Larger models have more solution paths available, which increases run-to-run variability. This suggests that scaling alone will not solve the reliability problem — targeted architectural and training interventions are needed.
Safety Improves, but High-Severity Violations Persist
The most recent frontier models exhibit significantly lower overall violation rates. However, financial accuracy violations — incorrect charges and refunds — remain the most prevalent failure mode. Even infrequent high-severity failures can carry significant costs and represent critical blockers for deployment.
Benchmark quality also matters: safety and predictability improve almost universally when evaluated on a verified task subset with grading errors removed, underscoring the importance of clean evaluation data.
Reliability Gains Are Disproportionate Across Benchmarks
Reliability profiles are highly task-type dependent. An agent that is reliable on open-ended multi-step reasoning may struggle on structured customer-service tasks, and vice versa. Dimension-level scores vary substantially across benchmarks for the same agent.
This highlights the need for multi-benchmark evaluation. Single-benchmark reliability scores can be misleading — agents must be tested across diverse task structures to build a complete picture of their reliability.
Recommendations
Evaluate with Dynamic, Multi-Run Protocols
Single-run accuracy on fixed benchmarks provides a misleadingly narrow view of capability. Use multi-run protocols to assess variance across identical tasks, multi-condition protocols to systematically perturb user inputs, and temporal re-evaluation at regular intervals to detect silent degradation.
Current benchmarks are too static. Generative benchmarks with parameterized test sets (renaming fields, reordering responses, injecting faults) would provide more realistic and robust evaluations.

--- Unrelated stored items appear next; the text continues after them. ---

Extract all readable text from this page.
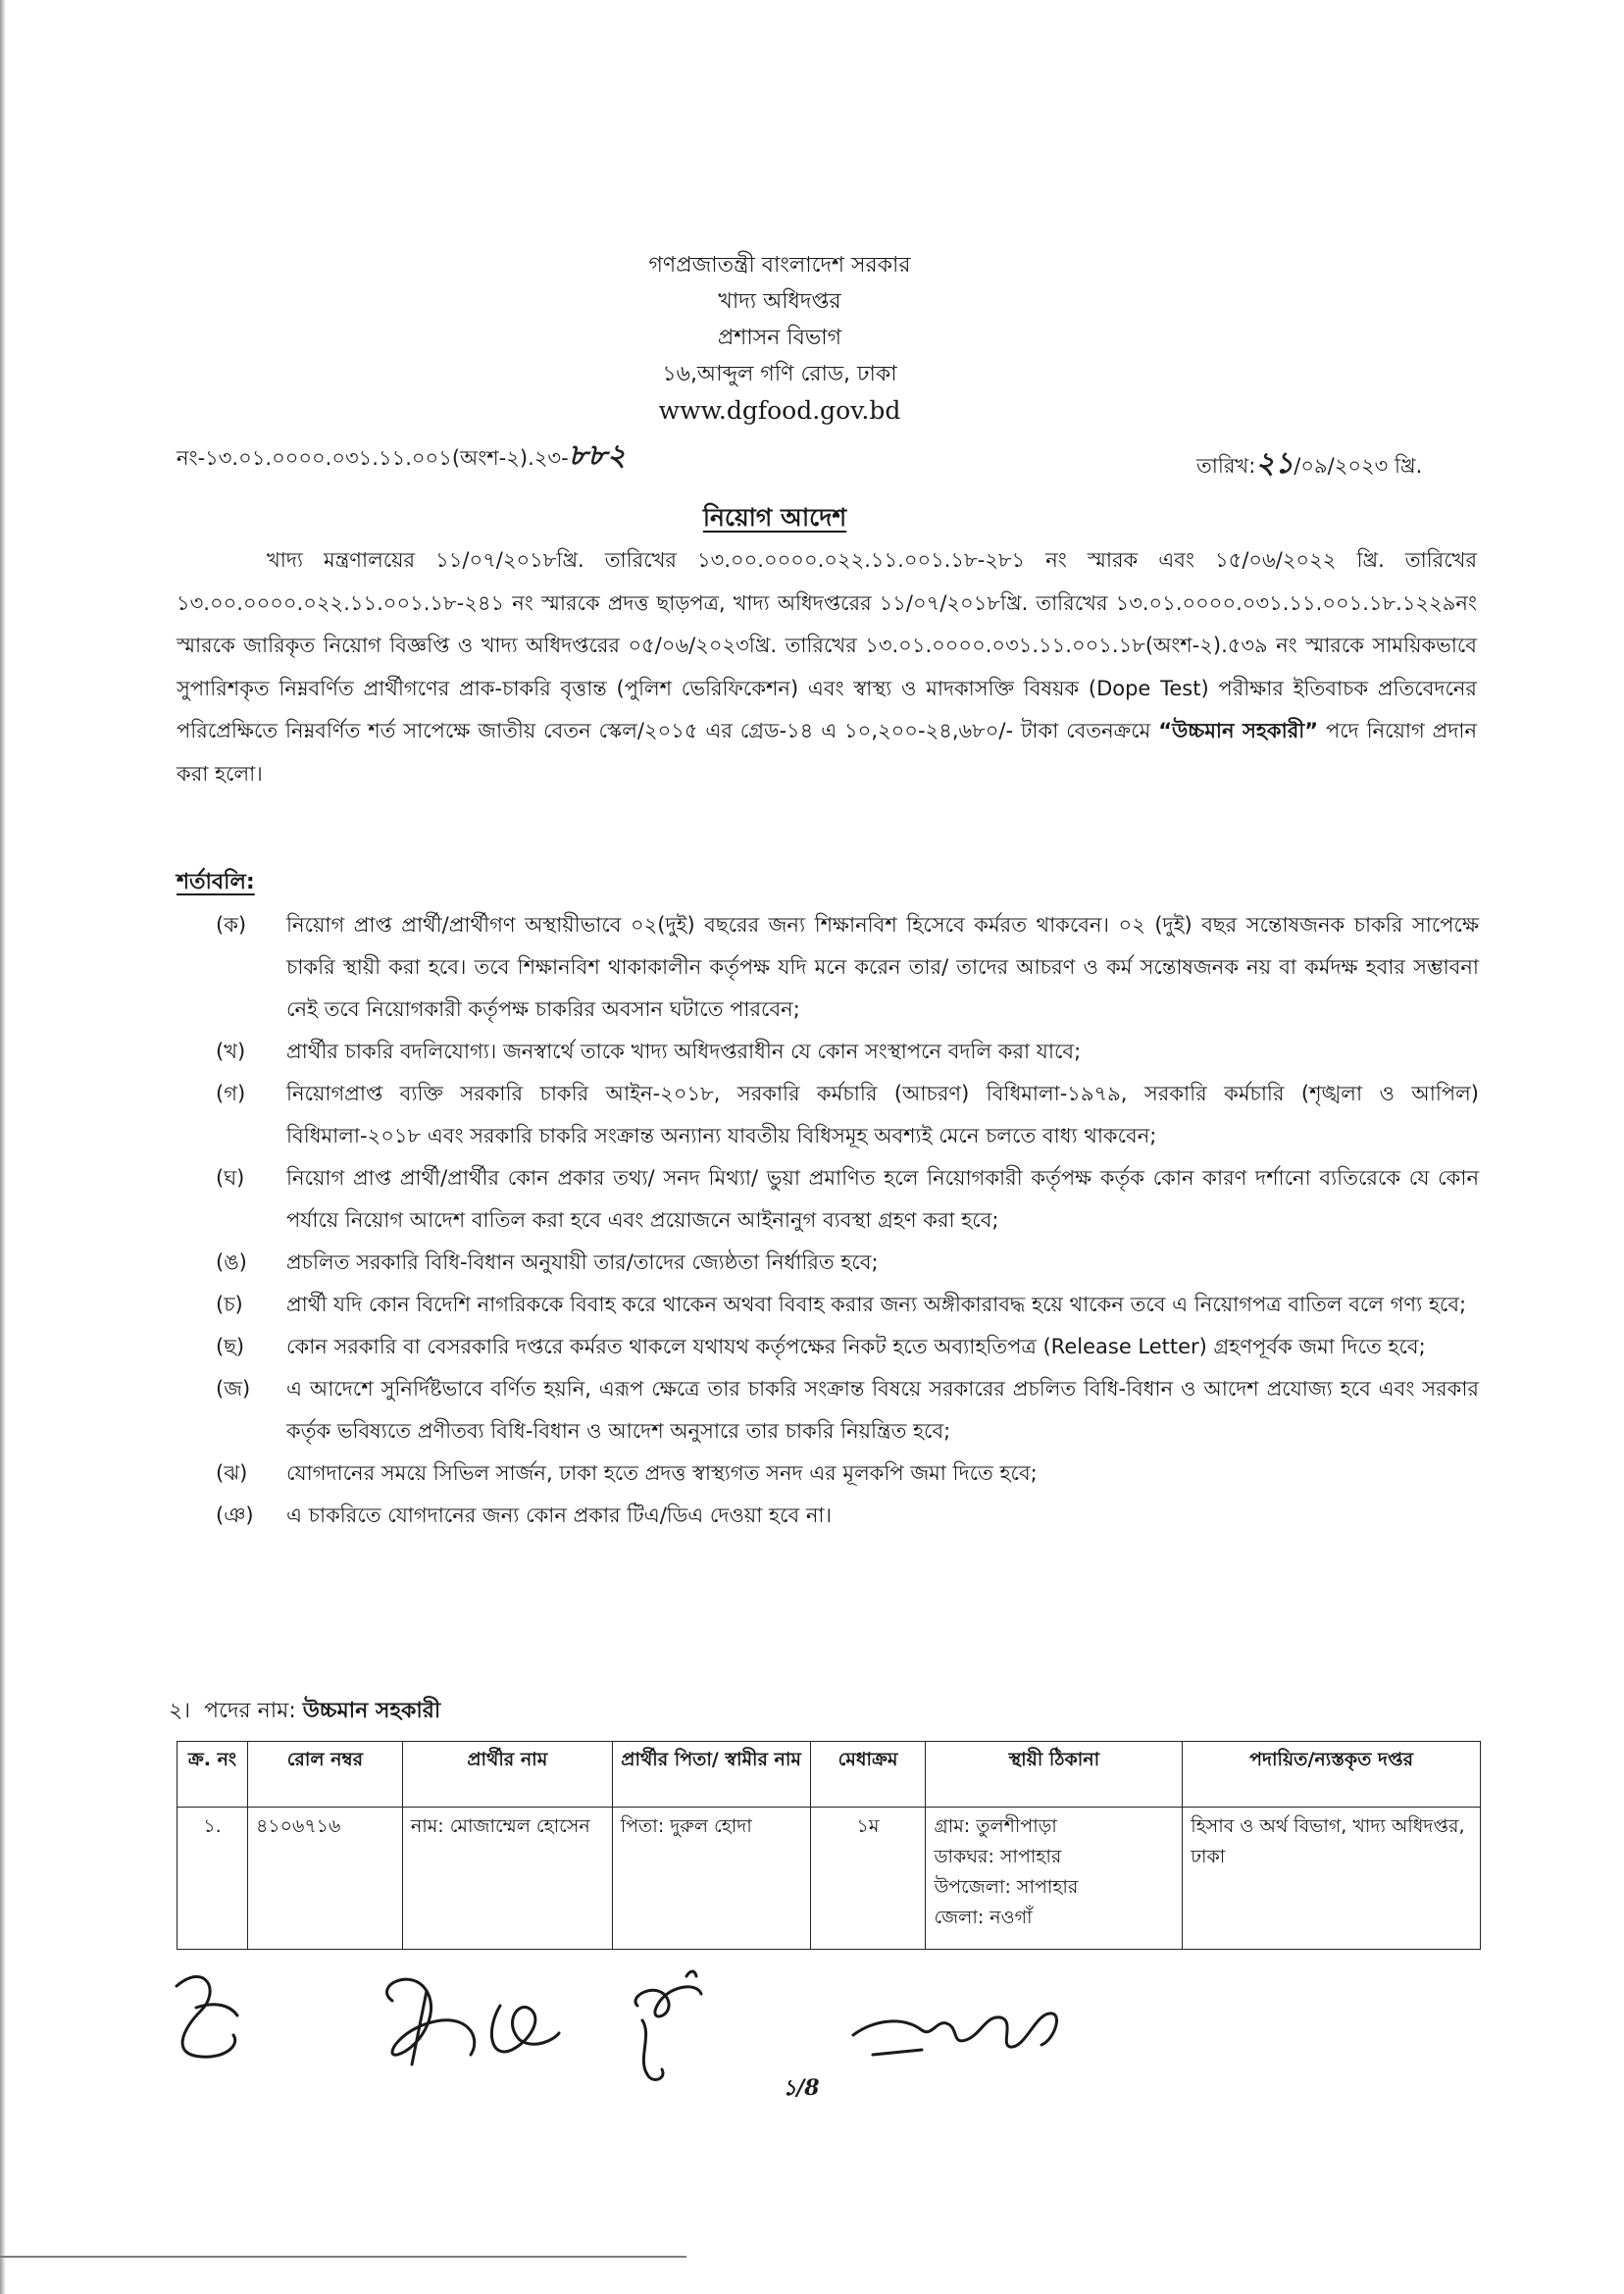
গণপ্রজাতন্ত্রী বাংলাদেশ সরকার
খাদ্য অধিদপ্তর
প্রশাসন বিভাগ
১৬,আব্দুল গণি রোড, ঢাকা
www.dgfood.gov.bd
নং-১৩.০১.০০০০.০৩১.১১.০০১(অংশ-২).২৩-৮৮২	তারিখ:২১/০৯/২০২৩ খ্রি.
নিয়োগ আদেশ

খাদ্য মন্ত্রণালয়ের ১১/০৭/২০১৮খ্রি. তারিখের ১৩.০০.০০০০.০২২.১১.০০১.১৮-২৮১ নং স্মারক এবং ১৫/০৬/২০২২ খ্রি. তারিখের ১৩.০০.০০০০.০২২.১১.০০১.১৮-২৪১ নং স্মারকে প্রদত্ত ছাড়পত্র, খাদ্য অধিদপ্তরের ১১/০৭/২০১৮খ্রি. তারিখের ১৩.০১.০০০০.০৩১.১১.০০১.১৮.১২২৯নং স্মারকে জারিকৃত নিয়োগ বিজ্ঞপ্তি ও খাদ্য অধিদপ্তরের ০৫/০৬/২০২৩খ্রি. তারিখের ১৩.০১.০০০০.০৩১.১১.০০১.১৮(অংশ-২).৫৩৯ নং স্মারকে সাময়িকভাবে সুপারিশকৃত নিম্নবর্ণিত প্রার্থীগণের প্রাক-চাকরি বৃত্তান্ত (পুলিশ ভেরিফিকেশন) এবং স্বাস্থ্য ও মাদকাসক্তি বিষয়ক (Dope Test) পরীক্ষার ইতিবাচক প্রতিবেদনের পরিপ্রেক্ষিতে নিম্নবর্ণিত শর্ত সাপেক্ষে জাতীয় বেতন স্কেল/২০১৫ এর গ্রেড-১৪ এ ১০,২০০-২৪,৬৮০/- টাকা বেতনক্রমে “উচ্চমান সহকারী” পদে নিয়োগ প্রদান করা হলো।

শর্তাবলি:

(ক) নিয়োগ প্রাপ্ত প্রার্থী/প্রার্থীগণ অস্থায়ীভাবে ০২(দুই) বছরের জন্য শিক্ষানবিশ হিসেবে কর্মরত থাকবেন। ০২ (দুই) বছর সন্তোষজনক চাকরি সাপেক্ষে চাকরি স্থায়ী করা হবে। তবে শিক্ষানবিশ থাকাকালীন কর্তৃপক্ষ যদি মনে করেন তার/ তাদের আচরণ ও কর্ম সন্তোষজনক নয় বা কর্মদক্ষ হবার সম্ভাবনা নেই তবে নিয়োগকারী কর্তৃপক্ষ চাকরির অবসান ঘটাতে পারবেন;

(খ) প্রার্থীর চাকরি বদলিযোগ্য। জনস্বার্থে তাকে খাদ্য অধিদপ্তরাধীন যে কোন সংস্থাপনে বদলি করা যাবে;

(গ) নিয়োগপ্রাপ্ত ব্যক্তি সরকারি চাকরি আইন-২০১৮, সরকারি কর্মচারি (আচরণ) বিধিমালা-১৯৭৯, সরকারি কর্মচারি (শৃঙ্খলা ও আপিল) বিধিমালা-২০১৮ এবং সরকারি চাকরি সংক্রান্ত অন্যান্য যাবতীয় বিধিসমূহ অবশ্যই মেনে চলতে বাধ্য থাকবেন;

(ঘ) নিয়োগ প্রাপ্ত প্রার্থী/প্রার্থীর কোন প্রকার তথ্য/ সনদ মিথ্যা/ ভুয়া প্রমাণিত হলে নিয়োগকারী কর্তৃপক্ষ কর্তৃক কোন কারণ দর্শানো ব্যতিরেকে যে কোন পর্যায়ে নিয়োগ আদেশ বাতিল করা হবে এবং প্রয়োজনে আইনানুগ ব্যবস্থা গ্রহণ করা হবে;

(ঙ) প্রচলিত সরকারি বিধি-বিধান অনুযায়ী তার/তাদের জ্যেষ্ঠতা নির্ধারিত হবে;

(চ) প্রার্থী যদি কোন বিদেশি নাগরিককে বিবাহ করে থাকেন অথবা বিবাহ করার জন্য অঙ্গীকারাবদ্ধ হয়ে থাকেন তবে এ নিয়োগপত্র বাতিল বলে গণ্য হবে;

(ছ) কোন সরকারি বা বেসরকারি দপ্তরে কর্মরত থাকলে যথাযথ কর্তৃপক্ষের নিকট হতে অব্যাহতিপত্র (Release Letter) গ্রহণপূর্বক জমা দিতে হবে;

(জ) এ আদেশে সুনির্দিষ্টভাবে বর্ণিত হয়নি, এরূপ ক্ষেত্রে তার চাকরি সংক্রান্ত বিষয়ে সরকারের প্রচলিত বিধি-বিধান ও আদেশ প্রযোজ্য হবে এবং সরকার কর্তৃক ভবিষ্যতে প্রণীতব্য বিধি-বিধান ও আদেশ অনুসারে তার চাকরি নিয়ন্ত্রিত হবে;

(ঝ) যোগদানের সময়ে সিভিল সার্জন, ঢাকা হতে প্রদত্ত স্বাস্থ্যগত সনদ এর মূলকপি জমা দিতে হবে;

(ঞ) এ চাকরিতে যোগদানের জন্য কোন প্রকার টিএ/ডিএ দেওয়া হবে না।

২। পদের নাম: উচ্চমান সহকারী
ক্র. নং	রোল নম্বর	প্রার্থীর নাম	প্রার্থীর পিতা/ স্বামীর নাম	মেধাক্রম	স্থায়ী ঠিকানা	পদায়িত/ন্যস্তকৃত দপ্তর
১.	৪১০৬৭১৬	নাম: মোজাম্মেল হোসেন	পিতা: দুরুল হোদা	১ম	গ্রাম: তুলশীপাড়া
ডাকঘর: সাপাহার
উপজেলা: সাপাহার
জেলা: নওগাঁ	হিসাব ও অর্থ বিভাগ, খাদ্য অধিদপ্তর, ঢাকা
১/8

Design Agents Explicitly for Reliability
Calibration and safety have improved noticeably — evidence that intentional optimization works. In contrast, consistency and discrimination show little progress, suggesting they are not yet explicit optimization targets. Make reliability dimensions measurable and actionable in agent development.
Capability-oriented evaluation alone misses actionable optimization targets. Use reliability metrics to identify which dimensions lack progress and need targeted attention.

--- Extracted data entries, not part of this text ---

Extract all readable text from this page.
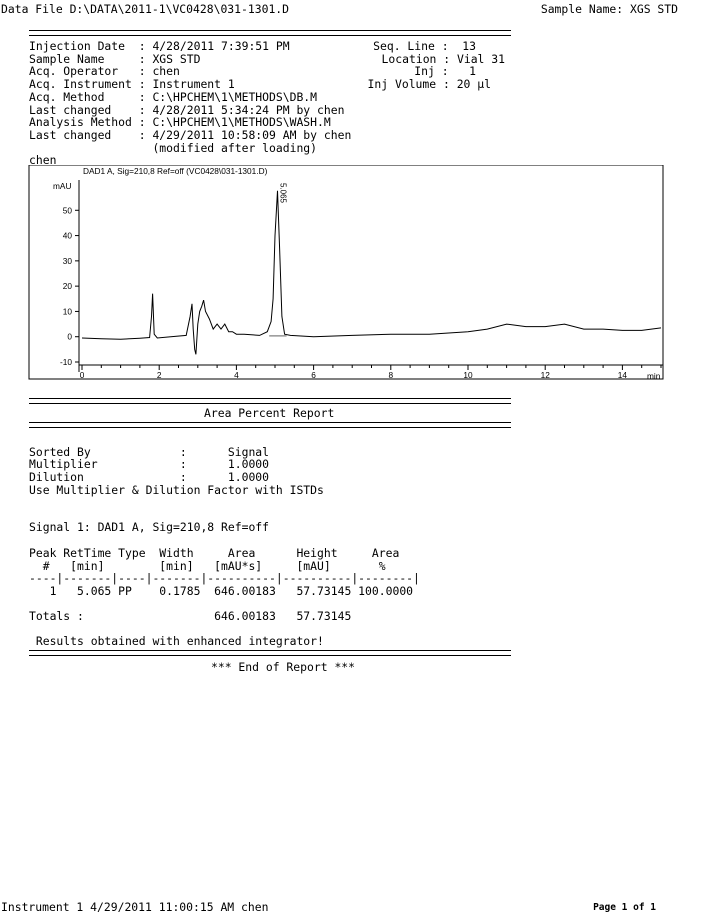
Data File D:\DATA\2011-1\VC0428\031-1301.D	Sample Name: XGS STD
Injection Date  : 4/28/2011 7:39:51 PM	Seq. Line :  13
Sample Name     : XGS STD	Location : Vial 31
Acq. Operator   : chen	Inj :   1
Acq. Instrument : Instrument 1	Inj Volume : 20 µl
Acq. Method     : C:\HPCHEM\1\METHODS\DB.M
Last changed    : 4/28/2011 5:34:24 PM by chen
Analysis Method : C:\HPCHEM\1\METHODS\WASH.M
Last changed    : 4/29/2011 10:58:09 AM by chen
(modified after loading)
chen
DAD1 A, Sig=210,8 Ref=off (VC0428\031-1301.D)
mAU
min
-10
0
10
20
30
40
50
0	2	4	6	8	10	12	14
5.065
Area Percent Report
Sorted By             :      Signal
Multiplier            :      1.0000
Dilution              :      1.0000
Use Multiplier & Dilution Factor with ISTDs
Signal 1: DAD1 A, Sig=210,8 Ref=off
Peak RetTime Type  Width     Area      Height     Area
#   [min]        [min]   [mAU*s]     [mAU]       %
----|-------|----|-------|----------|----------|--------|
1   5.065 PP    0.1785  646.00183   57.73145 100.0000
Totals :                   646.00183   57.73145
Results obtained with enhanced integrator!
*** End of Report ***
Instrument 1 4/29/2011 11:00:15 AM chen	Page 1 of 1
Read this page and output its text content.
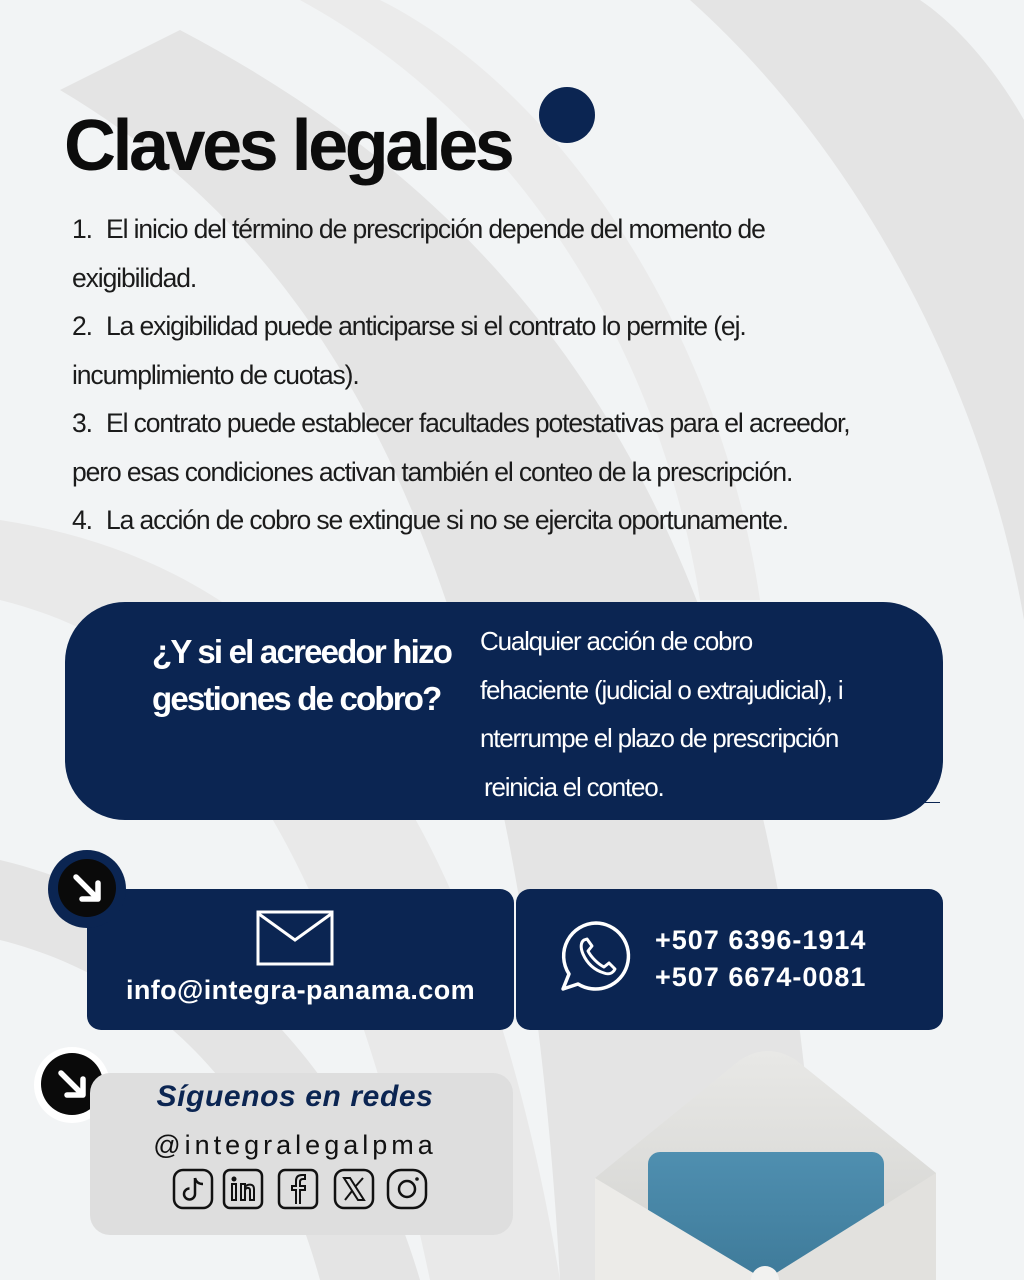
Claves legales
1. El inicio del término de prescripción depende del momento de
exigibilidad.
2. La exigibilidad puede anticiparse si el contrato lo permite (ej.
incumplimiento de cuotas).
3. El contrato puede establecer facultades potestativas para el acreedor,
pero esas condiciones activan también el conteo de la prescripción.
4. La acción de cobro se extingue si no se ejercita oportunamente.
¿Y si el acreedor hizo
gestiones de cobro?
Cualquier acción de cobro
fehaciente (judicial o extrajudicial), i
nterrumpe el plazo de prescripción
reinicia el conteo.
info@integra-panama.com
+507 6396-1914
+507 6674-0081
Síguenos en redes
@integralegalpma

Use Reliability Metrics for Deployment Governance
Treat reliability as a deployment prerequisite, similar to aviation safety standards. Set minimum thresholds for consistency and safety before production deployment, implement incident reporting, and use multi-dimensional reliability metrics to guide change management decisions.

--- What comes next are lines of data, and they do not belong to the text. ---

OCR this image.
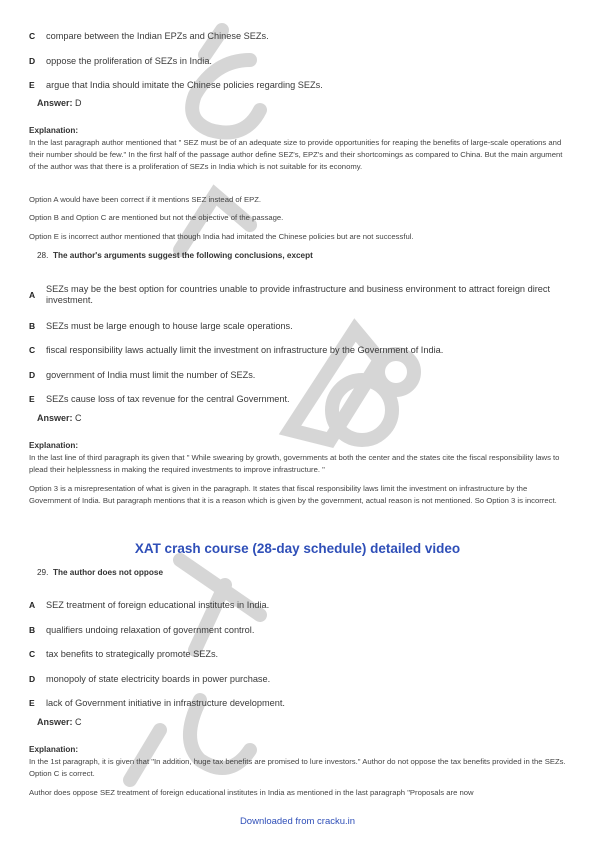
C compare between the Indian EPZs and Chinese SEZs.
D oppose the proliferation of SEZs in India.
E argue that India should imitate the Chinese policies regarding SEZs.
Answer: D
Explanation:
In the last paragraph author mentioned that " SEZ must be of an adequate size to provide opportunities for reaping the benefits of large-scale operations and their number should be few." In the first half of the passage author define SEZ's, EPZ's and their shortcomings as compared to China. But the main argument of the author was that there is a proliferation of SEZs in India which is not suitable for its economy.
Option A would have been correct if it mentions SEZ instead of EPZ.
Option B and Option C are mentioned but not the objective of the passage.
Option E is incorrect author mentioned that though India had imitated the Chinese policies but are not successful.
28. The author's arguments suggest the following conclusions, except
ASEZs may be the best option for countries unable to provide infrastructure and business environment to attract foreign direct investment.
B SEZs must be large enough to house large scale operations.
C fiscal responsibility laws actually limit the investment on infrastructure by the Government of India.
D government of India must limit the number of SEZs.
E SEZs cause loss of tax revenue for the central Government.
Answer: C
Explanation:
In the last line of third paragraph its given that " While swearing by growth, governments at both the center and the states cite the fiscal responsibility laws to plead their helplessness in making the required investments to improve infrastructure. "
Option 3 is a misrepresentation of what is given in the paragraph. It states that fiscal responsibility laws limit the investment on infrastructure by the Government of India. But paragraph mentions that it is a reason which is given by the government, actual reason is not mentioned. So Option 3 is incorrect.
XAT crash course (28-day schedule) detailed video
29. The author does not oppose
A SEZ treatment of foreign educational institutes in India.
B qualifiers undoing relaxation of government control.
C tax benefits to strategically promote SEZs.
D monopoly of state electricity boards in power purchase.
E lack of Government initiative in infrastructure development.
Answer: C
Explanation:
In the 1st paragraph, it is given that "In addition, huge tax benefits are promised to lure investors." Author do not oppose the tax benefits provided in the SEZs. Option C is correct.
Author does oppose SEZ treatment of foreign educational institutes in India as mentioned in the last paragraph "Proposals are now
Downloaded from cracku.in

Organizations should require reliability certification before deployment, not just capability assessment. Diverse contributions through dimension-specific optimization become possible with clear measurement.
Distinguish Automation vs. Augmentation Use Cases
Reliability requirements differ fundamentally by use case. For augmentation (coding assistants, copilots), moderate reliability may suffice since humans review output. For automation (customer service, database management), reliability is a hard prerequisite — 90% success with unpredictable 10% failures is unacceptable.
As the field pushes toward greater agent autonomy, the reliability bar rises significantly. Deployment standards should be context-aware and scale with the level of autonomous action.